Maybe the protection was not explicit, but implicitly it definitely existed. I doubt that if you do a global search over all tournaments played from the origin of lichess up to late 2019, you will even find a single streak of length, say, 10. While recently streaks as long as 11 have been appearing.
And by your logic, you'd be ok with having a tournament where 1 in every 1000 players starts a tournament with 10 white games, and 1 in every 1000 players starts with 10 black games? Like I wrote before, no decent pairing system would ever allow such color imbalances -- if you e.g. host a 4 round swiss tournament with 10000 players on any website/software, certainly >99% of the players will get two whites and two blacks. While with random color pairings, or calculating with your binary logarithm heuristic, less than half of all players would have a proper color balance.

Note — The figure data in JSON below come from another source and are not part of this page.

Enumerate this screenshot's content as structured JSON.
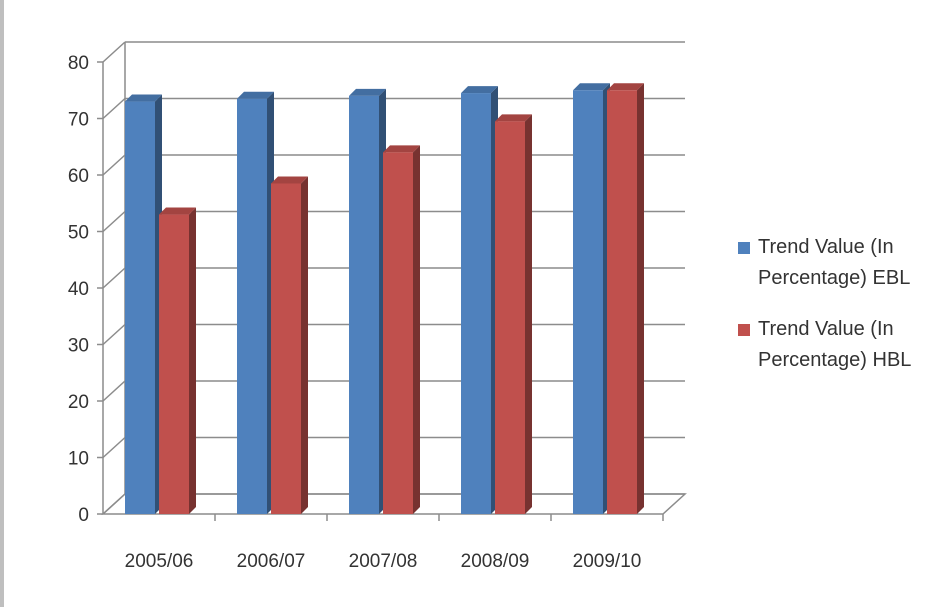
{
  "chart_data": {
    "type": "bar",
    "categories": [
      "2005/06",
      "2006/07",
      "2007/08",
      "2008/09",
      "2009/10"
    ],
    "series": [
      {
        "name": "Trend Value (In Percentage) EBL",
        "values": [
          73,
          73.5,
          74,
          74.5,
          75
        ],
        "color": "#4f81bd"
      },
      {
        "name": "Trend Value (In Percentage) HBL",
        "values": [
          53,
          58.5,
          64,
          69.5,
          75
        ],
        "color": "#c0504d"
      }
    ],
    "title": "",
    "xlabel": "",
    "ylabel": "",
    "ylim": [
      0,
      80
    ],
    "yticks": [
      0,
      10,
      20,
      30,
      40,
      50,
      60,
      70,
      80
    ],
    "grid": true,
    "legend_position": "right",
    "style": "3d-clustered-column"
  }
}
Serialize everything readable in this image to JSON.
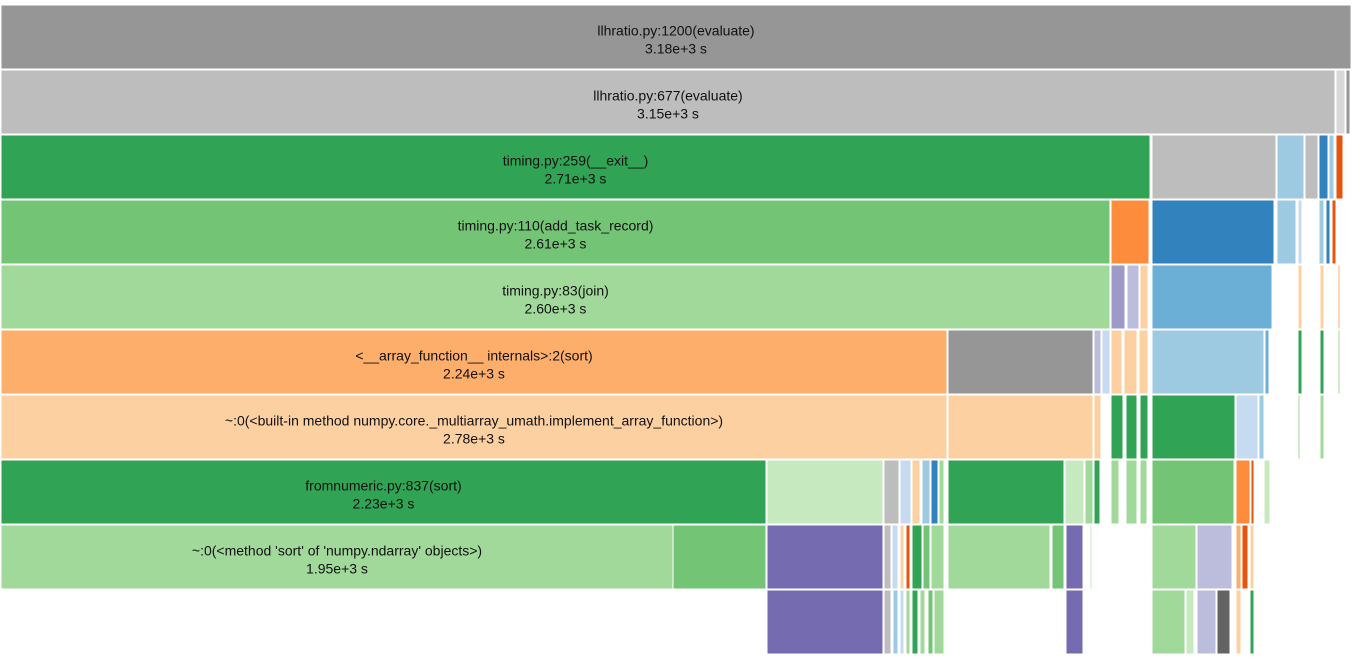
{
  "nodes": [
    {
      "label": "llhratio.py:1200(evaluate)",
      "time": "3.18e+3 s"
    },
    {
      "label": "llhratio.py:677(evaluate)",
      "time": "3.15e+3 s"
    },
    {
      "label": "timing.py:259(__exit__)",
      "time": "2.71e+3 s"
    },
    {
      "label": "timing.py:110(add_task_record)",
      "time": "2.61e+3 s"
    },
    {
      "label": "timing.py:83(join)",
      "time": "2.60e+3 s"
    },
    {
      "label": "<__array_function__ internals>:2(sort)",
      "time": "2.24e+3 s"
    },
    {
      "label": "~:0(<built-in method numpy.core._multiarray_umath.implement_array_function>)",
      "time": "2.78e+3 s"
    },
    {
      "label": "fromnumeric.py:837(sort)",
      "time": "2.23e+3 s"
    },
    {
      "label": "~:0(<method 'sort' of 'numpy.ndarray' objects>)",
      "time": "1.95e+3 s"
    }
  ]
}
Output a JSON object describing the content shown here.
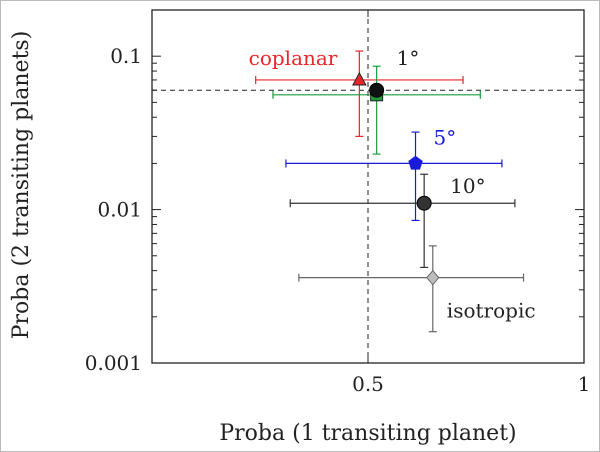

Just found 10 blacks streak in 2015 year tournament.
I add some ArenaTournamentColorHistory helper functions for streak prevention mechanics into my repository. For integration them into lila, we need one additional int32 for tourId, userId pair. Although, I'm not complete sure that it is possible for performance reason.
Brief possible usage:
Where vals with names starting with _ch_ are instances of _ArenaTournamentColorHistory_ class.
@antma Did you happen to find that 10 blacks streak by chance? Or did you do some query search over the database? If it's the latter, can you share what the data told you?
And if indeed that old 10 blacks streak was a freak occurrence that doesn't happen otherwise, it seems that the pairing system was fine until recently, when these streaks became more frequent. If we could roll back to the earlier color assignments, then at least these streaks would not happen so often anymore.
@tmmlaarhoven Found by parsing single user PGN downloaded about 3 years ago with simple Python script. Bullet marathon could be downloaded from API "https://lichess.org/api/tournament/${TOUR_ID}/games?moves=false", but for me they were too fat, so I had been started from local PGN.
if a pairing batch generates more than 30 games then it's random. Else it uses the user color counter https://github.com/ornicar/lila/blob/e79af646d5368c688510473ace0510af9f81ed72/modules/tournament/src/main/arena/PairingSystem.scala#L69-L82
To add again: penguingim1 is currently on a 13 whites streak in the summer marathon, and all top players have much longer color streaks than they should have. So this issue may be closed but the underlying problem still exists.